(ots) - Das Landgericht Köln hat die religiös motivierte
Beschneidung männlicher Kinder mit seinem Urteil vom 7. Mai 2012 für
strafbar erklärt. Dazu erklärt die Beauftragte der
CDU/CSU-Bundestagsfraktion für Kirchen und Religionsgemeinschaften,
Maria Flachsbarth:
"Verständlicherweise hat das Urteil des Landgerichts Köln zu
Protesten insbesondere der jüdischen und muslimischen
Religionsgemeinschaften geführt. Durch die Bewertung der Beschneidung
männlicher Kinder aus religiösen Gründen als Straftat sind sie in
ihrer Religionsausübung gravierend betroffen. Denn die Beschneidung
von Jungen und Männern gehört zu den konstitutiven Elementen des
jüdischen Glaubens. Erst durch die Beschneidung ist die Zugehörigkeit
zur Glaubensgemeinschaft besiegelt. Auch im Islam gilt die
Beschneidung gemeinhin als unverzichtbares Zeichen der
Religionszugehörigkeit.
Das Landgericht Köln dagegen wertet die Beschneidung als Verstoß
gegen das Recht auf körperliche Unversehrtheit des Kindes.
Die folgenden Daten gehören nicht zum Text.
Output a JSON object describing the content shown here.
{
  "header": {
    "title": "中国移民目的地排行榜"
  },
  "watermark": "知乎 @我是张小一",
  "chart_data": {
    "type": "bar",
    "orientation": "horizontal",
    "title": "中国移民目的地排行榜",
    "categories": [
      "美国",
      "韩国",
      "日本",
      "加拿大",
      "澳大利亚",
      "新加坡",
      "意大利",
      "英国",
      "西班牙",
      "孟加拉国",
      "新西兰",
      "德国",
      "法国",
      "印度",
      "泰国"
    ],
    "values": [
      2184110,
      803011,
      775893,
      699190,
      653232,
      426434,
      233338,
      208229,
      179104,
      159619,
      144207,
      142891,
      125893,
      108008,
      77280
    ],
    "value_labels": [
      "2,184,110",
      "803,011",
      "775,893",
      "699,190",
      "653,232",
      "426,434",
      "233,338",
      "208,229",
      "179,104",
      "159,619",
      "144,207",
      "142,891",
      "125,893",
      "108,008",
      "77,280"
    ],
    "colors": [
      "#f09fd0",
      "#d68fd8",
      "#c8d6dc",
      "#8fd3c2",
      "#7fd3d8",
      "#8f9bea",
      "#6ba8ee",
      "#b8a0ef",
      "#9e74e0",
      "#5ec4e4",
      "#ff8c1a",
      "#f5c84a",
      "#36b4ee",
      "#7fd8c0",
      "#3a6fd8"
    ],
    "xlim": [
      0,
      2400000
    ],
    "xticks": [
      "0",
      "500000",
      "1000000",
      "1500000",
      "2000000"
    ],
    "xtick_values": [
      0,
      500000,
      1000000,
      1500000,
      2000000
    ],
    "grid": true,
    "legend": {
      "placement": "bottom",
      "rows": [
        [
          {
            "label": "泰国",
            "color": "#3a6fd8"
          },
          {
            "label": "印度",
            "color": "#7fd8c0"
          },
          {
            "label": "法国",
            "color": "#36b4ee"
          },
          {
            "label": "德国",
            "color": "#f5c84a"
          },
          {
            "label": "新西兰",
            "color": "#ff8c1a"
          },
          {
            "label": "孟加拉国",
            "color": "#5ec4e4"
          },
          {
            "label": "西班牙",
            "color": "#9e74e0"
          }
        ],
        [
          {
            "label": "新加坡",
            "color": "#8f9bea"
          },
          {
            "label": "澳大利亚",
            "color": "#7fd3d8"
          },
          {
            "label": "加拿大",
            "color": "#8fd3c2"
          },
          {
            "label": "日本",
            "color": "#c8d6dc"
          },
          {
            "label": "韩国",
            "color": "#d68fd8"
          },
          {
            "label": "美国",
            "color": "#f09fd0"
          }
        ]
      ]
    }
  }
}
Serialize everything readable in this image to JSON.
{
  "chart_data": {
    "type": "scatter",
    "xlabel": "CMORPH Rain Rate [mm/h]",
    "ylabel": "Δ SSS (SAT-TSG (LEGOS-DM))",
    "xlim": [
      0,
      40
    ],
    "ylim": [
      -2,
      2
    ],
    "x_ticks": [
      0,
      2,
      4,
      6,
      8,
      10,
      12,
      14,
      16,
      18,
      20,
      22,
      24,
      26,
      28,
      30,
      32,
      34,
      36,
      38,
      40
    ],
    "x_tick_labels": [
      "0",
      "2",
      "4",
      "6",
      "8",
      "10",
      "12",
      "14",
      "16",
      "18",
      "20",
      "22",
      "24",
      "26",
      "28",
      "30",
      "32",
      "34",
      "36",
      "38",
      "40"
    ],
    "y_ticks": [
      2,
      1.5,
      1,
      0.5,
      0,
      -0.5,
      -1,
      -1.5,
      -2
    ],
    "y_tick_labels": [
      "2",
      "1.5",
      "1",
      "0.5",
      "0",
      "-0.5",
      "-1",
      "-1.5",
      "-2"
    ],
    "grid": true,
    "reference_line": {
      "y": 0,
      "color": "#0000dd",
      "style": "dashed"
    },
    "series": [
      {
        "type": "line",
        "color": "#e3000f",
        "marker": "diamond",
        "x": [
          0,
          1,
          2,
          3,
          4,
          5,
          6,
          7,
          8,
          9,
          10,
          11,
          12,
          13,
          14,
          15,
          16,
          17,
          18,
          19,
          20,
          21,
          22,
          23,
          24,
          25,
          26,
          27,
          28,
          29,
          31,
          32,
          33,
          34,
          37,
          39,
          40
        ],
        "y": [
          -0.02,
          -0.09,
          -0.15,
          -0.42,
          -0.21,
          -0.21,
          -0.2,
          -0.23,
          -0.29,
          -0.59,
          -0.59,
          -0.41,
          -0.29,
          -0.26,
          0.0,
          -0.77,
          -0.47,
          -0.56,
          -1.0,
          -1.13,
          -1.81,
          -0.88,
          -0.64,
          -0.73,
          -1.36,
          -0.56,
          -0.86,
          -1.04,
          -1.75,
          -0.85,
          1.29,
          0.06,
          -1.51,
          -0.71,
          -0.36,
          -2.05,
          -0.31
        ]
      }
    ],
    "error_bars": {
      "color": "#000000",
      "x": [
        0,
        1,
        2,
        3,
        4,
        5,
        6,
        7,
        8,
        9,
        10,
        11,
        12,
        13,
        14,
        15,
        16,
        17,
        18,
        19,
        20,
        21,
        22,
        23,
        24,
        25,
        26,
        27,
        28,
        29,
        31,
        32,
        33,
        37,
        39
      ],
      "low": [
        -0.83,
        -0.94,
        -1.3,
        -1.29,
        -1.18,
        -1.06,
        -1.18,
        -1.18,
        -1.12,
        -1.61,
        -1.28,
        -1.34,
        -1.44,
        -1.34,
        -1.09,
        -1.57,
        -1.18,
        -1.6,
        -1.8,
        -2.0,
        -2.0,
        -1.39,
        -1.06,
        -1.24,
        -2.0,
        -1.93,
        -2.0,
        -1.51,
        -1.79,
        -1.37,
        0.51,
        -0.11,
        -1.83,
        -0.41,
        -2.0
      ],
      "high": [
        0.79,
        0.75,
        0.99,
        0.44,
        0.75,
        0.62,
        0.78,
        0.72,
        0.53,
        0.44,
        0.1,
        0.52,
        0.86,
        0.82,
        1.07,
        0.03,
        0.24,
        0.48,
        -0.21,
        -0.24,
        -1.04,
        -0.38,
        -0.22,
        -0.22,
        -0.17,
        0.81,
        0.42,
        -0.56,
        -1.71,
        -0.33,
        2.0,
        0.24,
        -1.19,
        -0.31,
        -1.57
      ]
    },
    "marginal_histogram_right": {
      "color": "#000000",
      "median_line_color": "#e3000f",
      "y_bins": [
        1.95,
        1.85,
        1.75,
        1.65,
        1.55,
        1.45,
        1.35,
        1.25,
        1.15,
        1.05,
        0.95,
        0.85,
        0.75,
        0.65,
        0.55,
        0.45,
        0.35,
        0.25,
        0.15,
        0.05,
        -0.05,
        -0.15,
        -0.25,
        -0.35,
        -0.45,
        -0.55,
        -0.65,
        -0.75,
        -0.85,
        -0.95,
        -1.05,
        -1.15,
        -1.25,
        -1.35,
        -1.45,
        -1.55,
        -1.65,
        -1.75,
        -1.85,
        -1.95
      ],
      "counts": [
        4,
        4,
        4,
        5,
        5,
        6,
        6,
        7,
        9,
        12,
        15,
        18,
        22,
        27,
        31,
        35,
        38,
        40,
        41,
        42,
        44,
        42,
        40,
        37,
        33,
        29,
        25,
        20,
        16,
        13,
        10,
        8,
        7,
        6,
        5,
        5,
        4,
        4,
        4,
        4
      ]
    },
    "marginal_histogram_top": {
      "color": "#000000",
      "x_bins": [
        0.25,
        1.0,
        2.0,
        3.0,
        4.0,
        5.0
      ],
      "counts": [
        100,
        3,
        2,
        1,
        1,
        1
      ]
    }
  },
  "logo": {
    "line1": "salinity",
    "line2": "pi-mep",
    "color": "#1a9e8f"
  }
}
Der
medizinische Eingriff kann nach Auffassung des Gerichts auch nicht
durch die Religionsfreiheit oder das Erziehungsrecht der Eltern
gerechtfertigt werden. Diese Rechtsauffassung ist sicherlich zu
hinterfragen. Für eine andere, stärkere Gewichtung der
Religionsfreiheit und des Erziehungsrechts der Eltern gibt es gute
Gründe. Gerade für das Erziehungsrecht ist es grundlegend, die Kinder
im eigenen soziokulturellen Kontext zu erziehen. Hierzu zählt
explizit die religiöse Erziehung. Das selbstverständliche Recht eines
jeden Menschen, als Heranwachsender bzw. Erwachsener seine Religion
zu wählen, wird durch die Beschneidung, die einen vergleichsweise
kleinen Eingriff darstellt, nicht berührt. Es muss betont werden,
dass die Beschneidung bei Jungen und Männern nicht vergleichbar ist
mit den verstümmelnden Eingriffen bei Mädchen und Frauen. In den USA
ist die Beschneidung bei Jungen nach der Geburt der Regelfall.
Das rechtskräftige Urteil hat keine Bindungswirkung über den Fall
hinaus. Es bleibt abzuwarten, ob andere, insbesondere höhere Gerichte
sich der Rechtsauffassung des Landgerichts Köln anschließen werden.
Dennoch hat die Entscheidung weitreichende Folgen. Sie sorgt für
große Verunsicherung bei jüdischen und islamischen
Religionsgemeinschaften sowie bei den Ärzten. Es ist zu befürchten,
dass das Niveau der medizinischen Qualität der Beschneidungen sinkt,
weil betroffene Eltern ihre Kinder in Zukunft von Unqualifizierten
beschneiden lassen könnten. Damit droht erst recht eine reale
Gefährdung des Kindeswohls."
Hintergrund:
Mit Urteil vom 7. Mai 2012 hat das Landgericht Köln die
Beschneidungen männlicher Kinder aus religiösen Gründen als strafbare
Körperverletzung bewertet. In einer Grundrechtsabwägung hat das
Gericht dem Recht auf körperliche Unversehrtheit des Kindes den
Vorrang vor den Grundrechten der Eltern auf Religionsfreiheit und
Kindeserziehung eingeräumt. Das Urteil stößt bei den
Religionsgemeinschaften, insbesondere im Islam und Judentum, aber
auch bei den beiden großen christlichen Kirchen auf heftige Kritik.